Cerro Santa Lucia is another of Santiago's showcase urban parks. It boasts a good view from the summit, which can be reached on foot by using a set of stairs. A small plaque in Santa Lucia is dedicated to Charles Darwin, who visited the hill on his famous journey to study nature on the Galapagos Islands.
Finally, Parque Forestal is a greenspace that follows the Mapocho River as it runs though Santiago. There are no great skyline views in Forestal, but this blocks-long park recently upgraded its trails, making for some great walking and biking opportunities amidst the trees and along the river.
If you want to walk in a more urban environment, Santiago Centro is the place to go. This downtown area features a number of paseos, which are pedestrian-only streets lined with shops, cafes and restaurants. It is possible to experience the cafes and live music scene (the city is known for its jazz clubs) without having to step into a taxi or even worry about having to cross a traffic-clogged street. For those who want a wider view of the city, a fleet of buses running on natural gas plies tourist-oriented routes, which pass some of the most important historic sites in Santiago.

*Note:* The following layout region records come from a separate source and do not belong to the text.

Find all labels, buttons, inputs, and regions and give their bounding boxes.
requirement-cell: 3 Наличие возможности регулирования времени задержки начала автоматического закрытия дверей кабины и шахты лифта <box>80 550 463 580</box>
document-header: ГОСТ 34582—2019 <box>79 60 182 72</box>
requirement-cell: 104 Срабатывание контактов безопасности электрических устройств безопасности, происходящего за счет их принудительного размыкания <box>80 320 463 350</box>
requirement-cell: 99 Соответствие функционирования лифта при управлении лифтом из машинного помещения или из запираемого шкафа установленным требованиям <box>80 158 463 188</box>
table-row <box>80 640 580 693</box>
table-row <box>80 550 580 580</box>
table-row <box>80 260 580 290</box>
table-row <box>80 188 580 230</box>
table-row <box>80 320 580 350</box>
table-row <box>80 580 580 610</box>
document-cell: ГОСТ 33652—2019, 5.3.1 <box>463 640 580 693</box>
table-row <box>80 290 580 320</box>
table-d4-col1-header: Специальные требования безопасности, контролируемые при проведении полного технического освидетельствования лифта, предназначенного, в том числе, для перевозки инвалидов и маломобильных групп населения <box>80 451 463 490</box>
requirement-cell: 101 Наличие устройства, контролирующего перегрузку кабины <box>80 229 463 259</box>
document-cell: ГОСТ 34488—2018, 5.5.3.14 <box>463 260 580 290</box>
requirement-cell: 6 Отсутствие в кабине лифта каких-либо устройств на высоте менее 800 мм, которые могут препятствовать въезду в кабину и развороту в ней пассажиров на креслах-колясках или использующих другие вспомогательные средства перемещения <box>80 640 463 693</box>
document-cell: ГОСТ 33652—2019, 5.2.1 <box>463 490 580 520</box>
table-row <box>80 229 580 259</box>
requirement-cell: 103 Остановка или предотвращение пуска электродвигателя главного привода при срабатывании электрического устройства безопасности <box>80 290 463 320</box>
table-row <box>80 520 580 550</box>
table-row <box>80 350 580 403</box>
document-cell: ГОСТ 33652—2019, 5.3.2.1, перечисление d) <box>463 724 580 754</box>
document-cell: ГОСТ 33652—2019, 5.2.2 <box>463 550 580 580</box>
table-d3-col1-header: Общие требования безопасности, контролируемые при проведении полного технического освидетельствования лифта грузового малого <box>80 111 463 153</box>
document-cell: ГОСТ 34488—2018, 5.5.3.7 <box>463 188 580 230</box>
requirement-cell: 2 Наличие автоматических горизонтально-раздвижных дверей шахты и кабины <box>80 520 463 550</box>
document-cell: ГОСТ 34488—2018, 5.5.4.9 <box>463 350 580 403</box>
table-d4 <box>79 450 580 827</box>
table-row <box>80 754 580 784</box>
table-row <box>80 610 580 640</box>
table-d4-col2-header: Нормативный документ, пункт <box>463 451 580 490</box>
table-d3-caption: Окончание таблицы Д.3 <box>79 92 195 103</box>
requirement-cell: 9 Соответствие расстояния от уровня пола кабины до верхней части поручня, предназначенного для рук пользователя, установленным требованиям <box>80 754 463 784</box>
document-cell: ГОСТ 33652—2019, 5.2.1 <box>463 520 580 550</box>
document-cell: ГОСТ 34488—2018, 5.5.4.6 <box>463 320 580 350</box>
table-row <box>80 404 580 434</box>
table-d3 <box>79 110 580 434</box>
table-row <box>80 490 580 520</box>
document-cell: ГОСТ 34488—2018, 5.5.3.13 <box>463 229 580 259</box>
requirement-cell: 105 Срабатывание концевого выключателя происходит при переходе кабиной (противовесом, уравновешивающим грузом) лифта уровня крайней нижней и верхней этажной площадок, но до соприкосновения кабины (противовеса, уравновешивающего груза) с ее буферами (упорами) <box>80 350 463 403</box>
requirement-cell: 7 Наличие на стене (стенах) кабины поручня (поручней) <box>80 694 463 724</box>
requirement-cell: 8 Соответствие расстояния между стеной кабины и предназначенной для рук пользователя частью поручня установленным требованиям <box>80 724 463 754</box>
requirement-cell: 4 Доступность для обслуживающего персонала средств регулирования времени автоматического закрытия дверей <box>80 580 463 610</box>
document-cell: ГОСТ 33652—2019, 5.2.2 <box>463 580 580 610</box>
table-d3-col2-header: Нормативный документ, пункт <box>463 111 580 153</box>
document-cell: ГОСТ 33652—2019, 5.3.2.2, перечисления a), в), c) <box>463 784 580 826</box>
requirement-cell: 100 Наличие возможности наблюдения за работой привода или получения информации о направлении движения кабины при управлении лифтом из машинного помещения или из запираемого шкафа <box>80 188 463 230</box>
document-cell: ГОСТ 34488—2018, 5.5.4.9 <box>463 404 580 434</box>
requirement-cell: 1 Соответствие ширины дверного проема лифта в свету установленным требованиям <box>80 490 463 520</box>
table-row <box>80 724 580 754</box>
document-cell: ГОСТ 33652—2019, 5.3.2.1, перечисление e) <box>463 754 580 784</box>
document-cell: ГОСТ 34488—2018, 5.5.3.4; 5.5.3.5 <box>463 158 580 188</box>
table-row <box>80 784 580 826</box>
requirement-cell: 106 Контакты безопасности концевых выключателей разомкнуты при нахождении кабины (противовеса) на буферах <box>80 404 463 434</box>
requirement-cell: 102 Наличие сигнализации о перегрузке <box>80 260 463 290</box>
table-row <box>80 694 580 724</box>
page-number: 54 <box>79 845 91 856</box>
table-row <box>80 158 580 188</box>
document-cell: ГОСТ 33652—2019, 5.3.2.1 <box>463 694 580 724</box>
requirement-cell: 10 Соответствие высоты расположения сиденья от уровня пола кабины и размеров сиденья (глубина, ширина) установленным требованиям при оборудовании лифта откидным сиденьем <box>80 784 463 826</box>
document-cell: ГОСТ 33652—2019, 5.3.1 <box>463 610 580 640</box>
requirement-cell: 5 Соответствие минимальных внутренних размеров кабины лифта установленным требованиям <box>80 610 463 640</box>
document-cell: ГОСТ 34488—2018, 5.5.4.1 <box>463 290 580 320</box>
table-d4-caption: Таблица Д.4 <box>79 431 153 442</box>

For nature lovers, Santiago is best used as a base for exploring the surrounding areas. Some of the best hikes in the forests and Andean foothills can be accomplished using public transportation. Parks, ecological preserves, hills and waterfalls define the landscape near Santiago. No, these aren't the austere lands of Patagonia or the wilds of the high Andes, but they are a good introduction to hiking in Chile, and you can't beat the convenience. Visitors who want to immerse themselves even more in Chile's nature can head a little farther afield. El Morado National Park is an hour and a half from Santiago. Aside from hiking and climbing in the foothills and lower peaks of the Andes, the park area boasts glaciers, hot springs and ample opportunities for bird watching. Other convenient attractions for Santiago-stayers include Reserva Nacional Río Los Cipreses, a large, never crowded park near the small city of Rancagua, about 60 miles from Santiago. Ski areas like Portilo, near the Argentine border, can be reached in a day, with some resorts and hotels offering bus service from Santiago.
Santiago is definitely not the most remote and natural place in the nature-heavy nation of Chile, but writing this booming city off is a mistake, especially if you are new to the continent. Santiago is a convenient introduction to a country that has become one of the world's most interesting eco-tourism destinations.